We really never get to know Greta’s backstory because she’s not trustworthy and she’s a master manipulator. Even her sexual identity is unknown. She could be queer.  Oh, she could be! Oh yeah, absolutely!

Did you think about that in the process?  No, I didn’t. Honestly, I don’t think about anything when I act, I hate to disappoint you! I just think about saying my lines. I’m like Robert Mitchum. Robert Mitchum used to say that.

In director Diane Kurys’ 1983 film Coup de Foudre, you and another dissatisfied housewife found romantic satisfaction in each other. The Advocate called the film “the best gay film” of that year. How do you reflect on playing a gay character at a time when gay characters weren’t quite as accepted by society?  Oh, I loved that film. It’s so wonderful. It’s interesting that you present her as a gay character, in fact, because in the film we never really — it was saying a lot about the time, which was 1983, and the time that story was set in.
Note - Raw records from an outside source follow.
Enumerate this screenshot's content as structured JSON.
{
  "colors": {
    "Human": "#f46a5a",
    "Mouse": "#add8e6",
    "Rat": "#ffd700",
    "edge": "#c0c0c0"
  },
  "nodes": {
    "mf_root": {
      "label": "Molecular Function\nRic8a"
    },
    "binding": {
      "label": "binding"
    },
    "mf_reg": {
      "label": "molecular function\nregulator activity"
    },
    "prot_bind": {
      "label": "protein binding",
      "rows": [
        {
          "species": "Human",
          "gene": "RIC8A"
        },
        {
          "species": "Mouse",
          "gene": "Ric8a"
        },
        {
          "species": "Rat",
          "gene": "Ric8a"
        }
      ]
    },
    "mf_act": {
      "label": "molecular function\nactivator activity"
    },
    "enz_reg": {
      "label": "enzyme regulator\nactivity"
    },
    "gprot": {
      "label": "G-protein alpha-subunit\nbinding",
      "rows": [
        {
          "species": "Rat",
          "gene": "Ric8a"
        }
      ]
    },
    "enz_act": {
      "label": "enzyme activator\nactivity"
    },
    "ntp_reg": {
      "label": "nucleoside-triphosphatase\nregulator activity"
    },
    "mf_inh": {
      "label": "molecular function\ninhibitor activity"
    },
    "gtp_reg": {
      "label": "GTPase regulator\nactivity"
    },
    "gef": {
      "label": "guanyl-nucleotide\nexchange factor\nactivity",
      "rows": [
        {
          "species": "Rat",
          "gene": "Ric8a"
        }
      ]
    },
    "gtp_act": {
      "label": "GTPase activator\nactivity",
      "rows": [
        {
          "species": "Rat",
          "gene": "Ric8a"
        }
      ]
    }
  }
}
This homosexual aspect of the relationship was never really clearly expressed. In fact, it’s hardly something — not to say not at all — that we even brought up as I was acting, but the story was so strong that everything that was going on underneath brought us there. But that’s the theme of the film, because the story took place in the ’50s when these sorts of things weren’t supposed to be said in the daylight.

GRETA_04149_RC
Isabelle Huppert stars as Greta Hideg in GRETA, a Focus Features release.
Credit: Jonathan Hession / Focus Features

Another queer highlight was Anne Fontaine’s 2017 film Reinventing Marvin. You play yourself and you guide the film’s gay protagonist, Marvin, who’s experiencing a sexual identity crisis. What drew you to that film?  I like the film very much, yes. Well, I like working with Anne. You know, I did another film with her which is soon to be out here, which is called Pure as Snow. It’s a very, very contemporary version and very unexpected version of Snow White and I’m playing the bad queen.

Another bad woman.  A very bad woman! But, again, she goes against the stereotypes, and instead of having a Snow White “white as snow,” it’s a Snow White a bit more in the quest of sexual pleasure. My character, of course, is the bad queen that she is, but also very vulnerable and more [triggered] out of a very personal wound, so it’s a different way of showing the good and the bad.

What other films of yours would you say have resonated with LGBTQ audiences?  So, clearly, Anne Fontaine’s movie because that was about this young man’s journey, but yeah, let me think, I don’t know… . I hope all of the films I’m doing! But in terms of subject, clearly, yes, Coup de Foudre.

And in 2013’s The Nun, by director Jacques Rivette, your mother superior was homosexual.  Yes! Of course, of course! Yeah, you have to refresh my memory, I’ve done so — but yes, yes, so clearly! That was wonderful! I loved doing that part because, again, when the story takes place, which is the 18th century. If you read the book by [Denis] Diderot, it’s about this nun wanting to sleep with the youngest nun. There is such a sense of humor — you know, it’s really, really funny – even though the whole journey of the young nun is very tragic, but that part in particular, whatever irony and humor I brought to it, I found it in the book itself. I loved doing it. It was this very good director called Guillaume Nicloux. I forgot about that one. That’s probably the one role I really played with the most awareness of what I was doing.